By Sheila Robertson, Canadian Journal for Women in Coaching

A common assumption by women in sport outside the borders of the United States is that, thanks in large part to Title IX, their American counterparts are upwardly mobile, moving in ever-increasing numbers into leadership positions as coaches, senior administrators, and, for the purpose of this article, athletic directors (ADs). However, speaking at the 2005 Congress of the International Association of Physical Education and Sport for Girls and Women, Dr.
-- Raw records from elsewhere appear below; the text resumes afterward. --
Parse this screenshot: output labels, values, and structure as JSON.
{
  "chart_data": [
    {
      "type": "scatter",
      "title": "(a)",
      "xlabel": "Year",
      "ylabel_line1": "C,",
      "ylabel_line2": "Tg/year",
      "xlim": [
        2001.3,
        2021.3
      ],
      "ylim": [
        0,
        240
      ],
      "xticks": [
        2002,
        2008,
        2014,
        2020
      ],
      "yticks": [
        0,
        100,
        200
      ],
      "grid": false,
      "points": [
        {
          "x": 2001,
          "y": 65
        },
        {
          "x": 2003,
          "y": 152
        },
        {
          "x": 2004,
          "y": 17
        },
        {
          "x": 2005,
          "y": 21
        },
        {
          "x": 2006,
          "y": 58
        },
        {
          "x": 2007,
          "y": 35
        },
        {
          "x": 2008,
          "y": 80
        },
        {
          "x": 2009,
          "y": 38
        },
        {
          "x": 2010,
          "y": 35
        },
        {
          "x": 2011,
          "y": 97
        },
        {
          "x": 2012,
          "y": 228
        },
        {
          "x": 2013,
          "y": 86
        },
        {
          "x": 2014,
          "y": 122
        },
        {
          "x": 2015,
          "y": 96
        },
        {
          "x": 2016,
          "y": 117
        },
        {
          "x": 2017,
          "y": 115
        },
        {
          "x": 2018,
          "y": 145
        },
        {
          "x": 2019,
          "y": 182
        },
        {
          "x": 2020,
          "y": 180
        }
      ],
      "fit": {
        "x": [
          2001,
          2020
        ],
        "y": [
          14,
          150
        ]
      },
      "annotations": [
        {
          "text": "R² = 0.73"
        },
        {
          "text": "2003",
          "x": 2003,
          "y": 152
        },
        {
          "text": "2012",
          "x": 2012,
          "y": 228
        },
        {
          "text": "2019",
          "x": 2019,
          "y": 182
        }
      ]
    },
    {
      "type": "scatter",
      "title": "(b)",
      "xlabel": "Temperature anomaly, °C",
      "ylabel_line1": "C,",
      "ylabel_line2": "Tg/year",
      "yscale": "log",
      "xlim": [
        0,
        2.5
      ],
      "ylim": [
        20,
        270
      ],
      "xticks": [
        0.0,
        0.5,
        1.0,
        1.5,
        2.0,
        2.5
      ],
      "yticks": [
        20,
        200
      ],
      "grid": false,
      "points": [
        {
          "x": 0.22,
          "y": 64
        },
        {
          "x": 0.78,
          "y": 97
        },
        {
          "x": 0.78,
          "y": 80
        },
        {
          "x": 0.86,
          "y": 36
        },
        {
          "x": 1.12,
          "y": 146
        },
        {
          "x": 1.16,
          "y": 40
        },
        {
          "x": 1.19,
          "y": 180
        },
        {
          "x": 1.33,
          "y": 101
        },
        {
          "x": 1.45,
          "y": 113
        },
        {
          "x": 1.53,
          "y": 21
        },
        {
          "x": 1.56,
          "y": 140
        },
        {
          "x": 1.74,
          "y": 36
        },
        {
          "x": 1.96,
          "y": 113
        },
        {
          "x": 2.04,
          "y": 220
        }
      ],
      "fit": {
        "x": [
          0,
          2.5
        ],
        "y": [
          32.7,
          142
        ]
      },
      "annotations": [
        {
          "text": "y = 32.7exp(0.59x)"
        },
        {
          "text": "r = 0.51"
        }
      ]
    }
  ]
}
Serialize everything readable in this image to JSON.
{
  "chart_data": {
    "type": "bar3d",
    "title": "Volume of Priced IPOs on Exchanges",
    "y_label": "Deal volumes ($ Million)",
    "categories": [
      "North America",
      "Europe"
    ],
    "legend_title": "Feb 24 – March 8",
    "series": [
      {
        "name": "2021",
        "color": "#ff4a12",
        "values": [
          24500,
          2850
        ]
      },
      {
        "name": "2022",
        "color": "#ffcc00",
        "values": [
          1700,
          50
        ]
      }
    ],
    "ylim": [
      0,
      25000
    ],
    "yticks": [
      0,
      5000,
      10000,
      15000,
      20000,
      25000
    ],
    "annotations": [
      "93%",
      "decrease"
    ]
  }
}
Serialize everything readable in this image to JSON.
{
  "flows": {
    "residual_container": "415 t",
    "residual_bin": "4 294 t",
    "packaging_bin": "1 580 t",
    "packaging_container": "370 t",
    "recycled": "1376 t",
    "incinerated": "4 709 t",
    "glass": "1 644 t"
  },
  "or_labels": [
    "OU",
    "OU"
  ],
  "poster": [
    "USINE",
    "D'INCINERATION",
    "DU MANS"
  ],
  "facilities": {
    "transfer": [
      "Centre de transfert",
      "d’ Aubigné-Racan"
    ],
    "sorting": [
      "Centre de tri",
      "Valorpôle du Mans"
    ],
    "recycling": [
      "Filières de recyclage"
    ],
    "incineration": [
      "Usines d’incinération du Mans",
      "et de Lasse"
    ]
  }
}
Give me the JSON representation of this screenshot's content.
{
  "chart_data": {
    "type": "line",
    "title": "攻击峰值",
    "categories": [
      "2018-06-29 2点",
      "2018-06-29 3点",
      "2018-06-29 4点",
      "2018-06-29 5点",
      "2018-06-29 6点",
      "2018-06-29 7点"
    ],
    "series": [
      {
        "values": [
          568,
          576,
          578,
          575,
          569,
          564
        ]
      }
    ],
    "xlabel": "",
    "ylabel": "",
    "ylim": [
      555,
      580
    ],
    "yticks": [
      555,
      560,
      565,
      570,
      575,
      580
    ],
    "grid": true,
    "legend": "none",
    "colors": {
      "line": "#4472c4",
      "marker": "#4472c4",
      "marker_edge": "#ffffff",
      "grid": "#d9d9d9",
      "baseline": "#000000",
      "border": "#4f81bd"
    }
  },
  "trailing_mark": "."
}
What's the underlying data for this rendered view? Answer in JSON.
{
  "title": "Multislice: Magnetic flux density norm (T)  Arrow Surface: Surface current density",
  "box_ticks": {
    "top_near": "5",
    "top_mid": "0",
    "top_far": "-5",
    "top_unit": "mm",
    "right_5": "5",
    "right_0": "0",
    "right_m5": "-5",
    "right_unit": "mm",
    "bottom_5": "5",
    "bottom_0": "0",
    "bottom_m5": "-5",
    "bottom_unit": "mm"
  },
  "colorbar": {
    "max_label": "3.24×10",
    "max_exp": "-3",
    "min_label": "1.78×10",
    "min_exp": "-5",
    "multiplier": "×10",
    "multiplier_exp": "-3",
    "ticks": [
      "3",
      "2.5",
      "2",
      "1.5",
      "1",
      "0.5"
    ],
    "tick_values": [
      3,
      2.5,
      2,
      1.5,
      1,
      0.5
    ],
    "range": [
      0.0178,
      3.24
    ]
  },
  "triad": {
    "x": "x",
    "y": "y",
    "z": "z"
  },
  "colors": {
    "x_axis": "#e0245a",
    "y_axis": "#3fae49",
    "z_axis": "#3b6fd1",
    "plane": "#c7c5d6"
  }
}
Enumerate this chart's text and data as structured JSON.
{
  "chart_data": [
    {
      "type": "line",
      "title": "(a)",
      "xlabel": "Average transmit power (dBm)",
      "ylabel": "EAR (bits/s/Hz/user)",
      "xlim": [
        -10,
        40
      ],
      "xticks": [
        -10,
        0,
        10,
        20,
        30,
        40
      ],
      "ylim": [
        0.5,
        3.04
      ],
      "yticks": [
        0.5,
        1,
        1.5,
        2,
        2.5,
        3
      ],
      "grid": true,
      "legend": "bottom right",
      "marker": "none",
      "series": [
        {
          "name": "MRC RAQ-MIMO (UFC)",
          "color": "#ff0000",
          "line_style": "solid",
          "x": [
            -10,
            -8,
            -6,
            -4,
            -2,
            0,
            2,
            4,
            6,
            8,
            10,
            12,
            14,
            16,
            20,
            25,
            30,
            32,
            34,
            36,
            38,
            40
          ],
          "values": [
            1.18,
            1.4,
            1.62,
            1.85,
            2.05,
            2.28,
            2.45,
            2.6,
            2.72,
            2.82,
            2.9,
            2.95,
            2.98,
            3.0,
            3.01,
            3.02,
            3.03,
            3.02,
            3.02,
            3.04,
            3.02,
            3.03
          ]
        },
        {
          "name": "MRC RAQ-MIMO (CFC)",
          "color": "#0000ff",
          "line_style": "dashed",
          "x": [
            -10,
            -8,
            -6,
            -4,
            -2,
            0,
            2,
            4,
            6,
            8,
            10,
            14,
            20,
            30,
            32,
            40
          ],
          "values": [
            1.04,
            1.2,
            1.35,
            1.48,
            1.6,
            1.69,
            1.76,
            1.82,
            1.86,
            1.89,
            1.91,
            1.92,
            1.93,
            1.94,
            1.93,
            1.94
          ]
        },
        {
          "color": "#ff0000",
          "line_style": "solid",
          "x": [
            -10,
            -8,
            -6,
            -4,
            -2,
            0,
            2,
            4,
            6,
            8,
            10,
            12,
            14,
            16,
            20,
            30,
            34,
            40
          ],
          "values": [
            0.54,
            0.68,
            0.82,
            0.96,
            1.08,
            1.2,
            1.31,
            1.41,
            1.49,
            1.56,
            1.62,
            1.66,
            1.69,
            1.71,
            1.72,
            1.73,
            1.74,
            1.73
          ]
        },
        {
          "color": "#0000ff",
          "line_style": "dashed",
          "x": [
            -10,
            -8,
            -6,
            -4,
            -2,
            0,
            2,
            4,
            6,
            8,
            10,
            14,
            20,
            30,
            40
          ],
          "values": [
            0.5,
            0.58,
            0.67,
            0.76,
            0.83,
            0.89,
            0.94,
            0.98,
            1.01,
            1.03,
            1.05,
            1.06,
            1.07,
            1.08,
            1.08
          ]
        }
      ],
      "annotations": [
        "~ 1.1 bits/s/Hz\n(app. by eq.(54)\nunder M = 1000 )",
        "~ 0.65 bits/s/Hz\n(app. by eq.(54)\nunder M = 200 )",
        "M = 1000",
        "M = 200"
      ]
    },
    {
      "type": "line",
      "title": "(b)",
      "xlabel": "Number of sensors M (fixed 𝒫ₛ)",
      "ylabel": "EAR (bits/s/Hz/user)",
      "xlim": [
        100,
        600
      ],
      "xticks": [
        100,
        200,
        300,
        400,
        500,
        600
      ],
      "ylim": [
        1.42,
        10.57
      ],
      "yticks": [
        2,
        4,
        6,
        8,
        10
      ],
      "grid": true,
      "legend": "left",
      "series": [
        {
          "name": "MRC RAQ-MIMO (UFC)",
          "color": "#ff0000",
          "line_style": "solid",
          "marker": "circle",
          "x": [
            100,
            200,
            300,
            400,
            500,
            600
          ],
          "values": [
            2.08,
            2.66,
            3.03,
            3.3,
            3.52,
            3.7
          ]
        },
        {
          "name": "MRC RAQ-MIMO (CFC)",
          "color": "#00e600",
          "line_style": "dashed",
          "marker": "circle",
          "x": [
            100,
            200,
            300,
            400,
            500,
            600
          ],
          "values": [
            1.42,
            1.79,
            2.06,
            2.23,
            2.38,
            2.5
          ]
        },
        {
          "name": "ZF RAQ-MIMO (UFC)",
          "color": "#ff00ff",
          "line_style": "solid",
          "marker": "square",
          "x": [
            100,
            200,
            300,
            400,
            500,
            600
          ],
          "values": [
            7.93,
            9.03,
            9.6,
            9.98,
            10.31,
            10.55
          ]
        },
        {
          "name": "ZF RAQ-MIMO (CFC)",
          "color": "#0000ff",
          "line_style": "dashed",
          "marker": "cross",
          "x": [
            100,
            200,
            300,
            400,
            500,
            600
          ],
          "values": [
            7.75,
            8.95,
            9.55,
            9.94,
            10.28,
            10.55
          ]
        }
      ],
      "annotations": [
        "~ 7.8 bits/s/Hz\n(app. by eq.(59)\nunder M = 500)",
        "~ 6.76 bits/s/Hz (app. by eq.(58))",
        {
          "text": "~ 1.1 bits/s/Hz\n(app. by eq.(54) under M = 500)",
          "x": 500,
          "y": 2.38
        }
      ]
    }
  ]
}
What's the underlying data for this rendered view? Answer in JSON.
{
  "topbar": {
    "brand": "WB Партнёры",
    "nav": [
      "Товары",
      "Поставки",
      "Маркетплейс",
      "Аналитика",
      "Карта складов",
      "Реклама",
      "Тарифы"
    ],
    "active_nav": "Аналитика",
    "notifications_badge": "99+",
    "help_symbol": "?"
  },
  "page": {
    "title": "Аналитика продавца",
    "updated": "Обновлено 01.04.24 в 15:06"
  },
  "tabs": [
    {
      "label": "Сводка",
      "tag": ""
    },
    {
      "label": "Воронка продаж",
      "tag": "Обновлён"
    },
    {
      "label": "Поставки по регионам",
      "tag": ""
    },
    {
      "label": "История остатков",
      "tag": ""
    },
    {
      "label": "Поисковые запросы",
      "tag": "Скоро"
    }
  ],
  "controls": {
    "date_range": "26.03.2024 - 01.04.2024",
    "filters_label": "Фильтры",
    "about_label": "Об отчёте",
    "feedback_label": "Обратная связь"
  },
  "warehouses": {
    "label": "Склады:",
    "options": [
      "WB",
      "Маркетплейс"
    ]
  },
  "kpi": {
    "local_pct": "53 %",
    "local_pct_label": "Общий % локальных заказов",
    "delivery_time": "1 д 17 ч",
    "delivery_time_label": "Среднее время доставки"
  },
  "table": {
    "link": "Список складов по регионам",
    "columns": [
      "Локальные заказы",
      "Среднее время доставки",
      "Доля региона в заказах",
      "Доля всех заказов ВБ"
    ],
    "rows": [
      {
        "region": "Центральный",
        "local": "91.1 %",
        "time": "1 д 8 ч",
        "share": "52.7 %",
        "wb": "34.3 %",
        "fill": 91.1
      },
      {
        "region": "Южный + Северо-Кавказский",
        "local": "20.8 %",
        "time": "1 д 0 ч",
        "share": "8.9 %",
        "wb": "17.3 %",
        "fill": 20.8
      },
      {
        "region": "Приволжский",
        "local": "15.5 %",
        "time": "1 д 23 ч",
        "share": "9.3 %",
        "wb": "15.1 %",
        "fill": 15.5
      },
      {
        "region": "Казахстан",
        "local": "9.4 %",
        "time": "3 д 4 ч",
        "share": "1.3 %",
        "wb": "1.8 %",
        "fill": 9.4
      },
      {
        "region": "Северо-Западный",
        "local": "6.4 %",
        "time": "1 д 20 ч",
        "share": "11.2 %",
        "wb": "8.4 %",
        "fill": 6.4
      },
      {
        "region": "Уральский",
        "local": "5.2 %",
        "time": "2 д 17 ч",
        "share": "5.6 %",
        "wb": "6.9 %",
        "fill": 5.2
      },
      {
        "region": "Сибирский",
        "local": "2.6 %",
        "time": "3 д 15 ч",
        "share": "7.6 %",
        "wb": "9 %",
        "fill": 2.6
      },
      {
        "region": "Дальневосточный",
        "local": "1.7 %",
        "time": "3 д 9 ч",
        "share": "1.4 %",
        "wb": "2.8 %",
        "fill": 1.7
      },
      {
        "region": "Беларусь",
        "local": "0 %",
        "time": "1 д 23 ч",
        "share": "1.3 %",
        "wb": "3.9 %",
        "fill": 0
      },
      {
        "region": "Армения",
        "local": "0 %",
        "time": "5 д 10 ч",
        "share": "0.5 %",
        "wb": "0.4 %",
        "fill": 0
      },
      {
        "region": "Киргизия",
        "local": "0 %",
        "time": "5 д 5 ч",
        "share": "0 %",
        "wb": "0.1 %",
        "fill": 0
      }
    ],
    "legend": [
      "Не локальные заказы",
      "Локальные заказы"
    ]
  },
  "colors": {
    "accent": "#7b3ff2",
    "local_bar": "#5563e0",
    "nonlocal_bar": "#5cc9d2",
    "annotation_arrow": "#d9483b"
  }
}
Nancy Lough, (NACWAA/HERS 2004 West graduate), then an associate professor of sport administration at the University of New Mexico and now associate professor at the University of Nevada, Las Vegas , surprised her audience when she said that, in fact, the number of National Collegiate Athletic Association (NCAA) Division I women ADs is decreasing, that there is virtually no movement by women ADs from Division II and Division III schools to Division I, and, further, that the advancement of senior woman administrators (SWAs), the one position designated for a woman and that would logically be the most likely to prepare her to climb the ladder, appears stalled.

If we accept that AD is the highest position, with the highest status and the highest profile that a sport administrator can aspire to in American university sport, then there is value in examining the reality for ambitious women within the context of Nancy's remarks, which are based upon research by her, Dr. Heidi Grappendorf and Dr. Joy Griffin and reported in the International Journal of Sport Management.